Abstract

Abstract Aim Early death after cancer surgery is higher in low- and middle-income settings, yet the impact of hospital characteristics on early postoperative outcomes following cancer surgery worldwide are unknown. Method A mixed-methods analysis was performed using data from the GlobalSurg 3 study, a multicentre, international prospective cohort study of patients who underwent surgery for breast, gastric or colorectal cancer. The primary outcomes were 30-day mortality and major complication rates. Hierarchical clustering identified distinct hospital characteristics to create a facility capacity framework. Adjusted outcomes were determined after accounting for patient characteristics and country-income group. Results Hospital-level data were available for 9685 patients across 238 hospitals. The facility capacity framework consisted of seven distinct hospital resources and processes: presence of CT scan, postoperative recovery area, critical care facilities, opioid analgesia availability, oncologist, pathology and radiotherapy services.
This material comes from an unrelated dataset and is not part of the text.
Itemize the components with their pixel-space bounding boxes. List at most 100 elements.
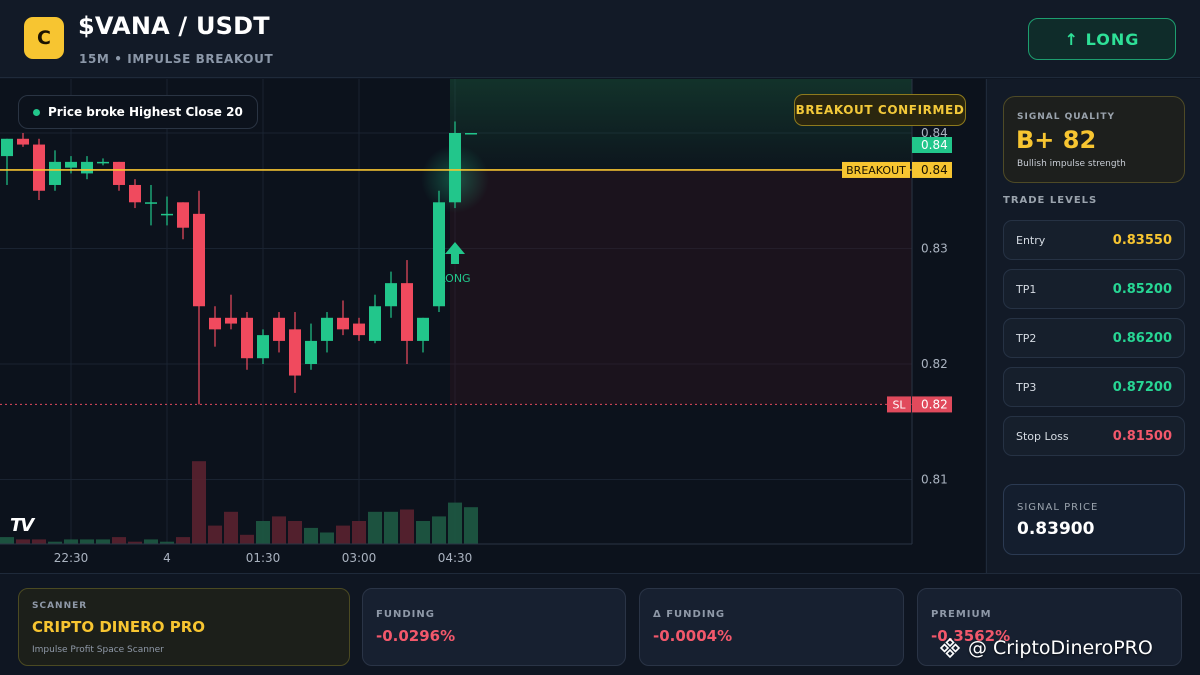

While complication rates were similar across hospitals with varying facility capacities, hospitals with five or less capacities (116 hospitals, 2251 patients) had increased mortality (aOR 1.67, 95% CI 1.13-2.48; P = 0.010). After adjustment for case-mix and country income group, patients undergoing surgery for gastric and colorectal cancer in hospitals with reduced capacities had higher mortality (6.2 vs. 4.0%; P < 0.001), predominantly explained by limited capacity to rescue following the development of major complications (61.3 vs. 72.1%; P < 0.001). Conclusions Hospitals with certain system capacities achieve better outcomes following cancer surgery, independent of country-income group. For cancers amenable to surgical treatment, national cancer care plans should include both surgical capacity building and concurrent hospital facility development to maximise reductions in cancer-associated mortality.